Eine Heilmitteltherapie verfolgt den Zweck, Ihnen als Patient Tipps und Übungen für den Alltag mitzugeben, damit Sie eigenverantwortlich diese Übungen zuhause durchführen können.

So unterstützen und sichern Sie den Erfolg der Therapie. Sprechen Sie daher Ihre Therapeuten auf Eigenübungen an und lassen Sie sich die Übungen genau erklären.

Die Therapie muss spätestens 14 Tage, nachdem die Verordnung augestellt wurde, beginnen. Jeder Versicherte muss ab dem 18. Lebensjahr eine Zuzahlung leisten: Pro Verordnung zahlen Sie 10 Euro plus 10 Prozent der Behandlungskosten. Bei einer Befreiung entfällt Ihr Eigenanteil.

Therapien, die nicht medizinisch notwendig sind, darf ich nicht verordnen. Andernfalls muss ich die finanzielle Verantwortung tragen und ggf. persönlich haften.

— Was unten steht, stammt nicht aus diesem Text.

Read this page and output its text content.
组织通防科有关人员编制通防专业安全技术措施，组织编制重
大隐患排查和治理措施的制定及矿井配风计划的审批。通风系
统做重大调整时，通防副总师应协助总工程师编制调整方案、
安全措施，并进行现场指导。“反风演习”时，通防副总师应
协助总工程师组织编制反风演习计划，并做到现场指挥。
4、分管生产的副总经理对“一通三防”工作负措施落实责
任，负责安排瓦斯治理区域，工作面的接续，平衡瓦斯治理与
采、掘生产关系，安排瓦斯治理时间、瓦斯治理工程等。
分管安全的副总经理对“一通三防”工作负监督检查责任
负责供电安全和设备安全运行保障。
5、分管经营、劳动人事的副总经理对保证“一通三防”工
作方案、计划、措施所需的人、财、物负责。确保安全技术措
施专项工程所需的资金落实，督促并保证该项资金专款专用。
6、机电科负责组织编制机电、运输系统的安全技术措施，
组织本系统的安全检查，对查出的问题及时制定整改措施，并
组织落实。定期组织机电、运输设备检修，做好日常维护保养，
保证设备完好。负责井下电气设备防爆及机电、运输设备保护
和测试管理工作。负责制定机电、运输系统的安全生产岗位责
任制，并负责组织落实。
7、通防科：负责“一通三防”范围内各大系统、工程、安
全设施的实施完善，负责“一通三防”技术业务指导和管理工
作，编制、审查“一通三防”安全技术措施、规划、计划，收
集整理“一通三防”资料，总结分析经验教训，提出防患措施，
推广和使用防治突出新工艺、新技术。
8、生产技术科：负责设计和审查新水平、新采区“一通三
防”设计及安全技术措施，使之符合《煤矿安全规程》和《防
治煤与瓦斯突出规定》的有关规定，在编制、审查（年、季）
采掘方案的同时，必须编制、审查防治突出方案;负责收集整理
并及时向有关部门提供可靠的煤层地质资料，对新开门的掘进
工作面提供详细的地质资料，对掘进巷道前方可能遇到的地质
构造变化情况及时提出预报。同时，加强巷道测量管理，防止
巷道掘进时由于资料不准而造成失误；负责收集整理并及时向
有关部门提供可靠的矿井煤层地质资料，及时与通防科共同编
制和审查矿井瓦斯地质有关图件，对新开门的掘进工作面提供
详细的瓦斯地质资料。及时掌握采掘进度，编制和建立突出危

Verordnungen können nicht telefonisch bestellt werden. Ich muss den Krankheitsverlauf eng begleiten und kontrollieren.

Die gleichzeitige Verordnung identischer Heilmittel von mehreren Ärzten ist nicht zulässig.

Bestätigen Sie auf der Rückseite der Verordnung mit Ihrer Unterschrift jede einzelne Behandlung direkt im Anschluss.

Eine Behandlung außerhalb der Praxis der Therapeuten ist nur aus medizinischen Gründen zulässig. Organisatorische oder soziale Gründe sind keinen Anlass für einen Hausbesuch.

Was darf wie oft verordnet werden?

Physikalische Therapie: bis zu 6/10 Einheiten je Verordnung

Ergotherapie: bis zu 10 Einheiten je Verordnung

Ich darf hierbei die maximale Verordnungsmenge nicht ausschöpfen, wenn weniger Behandlungseinheiten medizinisch ausreichend sind.

Alternativen zu Heilmittelverordnungen

Rehasport/Funktionstraining kann ich bei Erkrankungen der Wirbelsäule, Hüft- und Kniebeschwerden, Osteoporose und Rheuma verordnen. Die Therapie umfasst in der Regel 1 bis 2 Übungseinheiten pro Woche über einen Zeitraum von mindestens 12 Monaten. Die Verordnung muss vorab durch Ihre Krankenkasse genehmigt werden. Rehasport bzw. Funktionstraining wird in Physiotherapiepraxen, Rehabilitationszentren, Sportvereinen und Fitnessstudios angeboten.

 

Bei den privaten Krankenkassen trifft dies Alles nicht zu!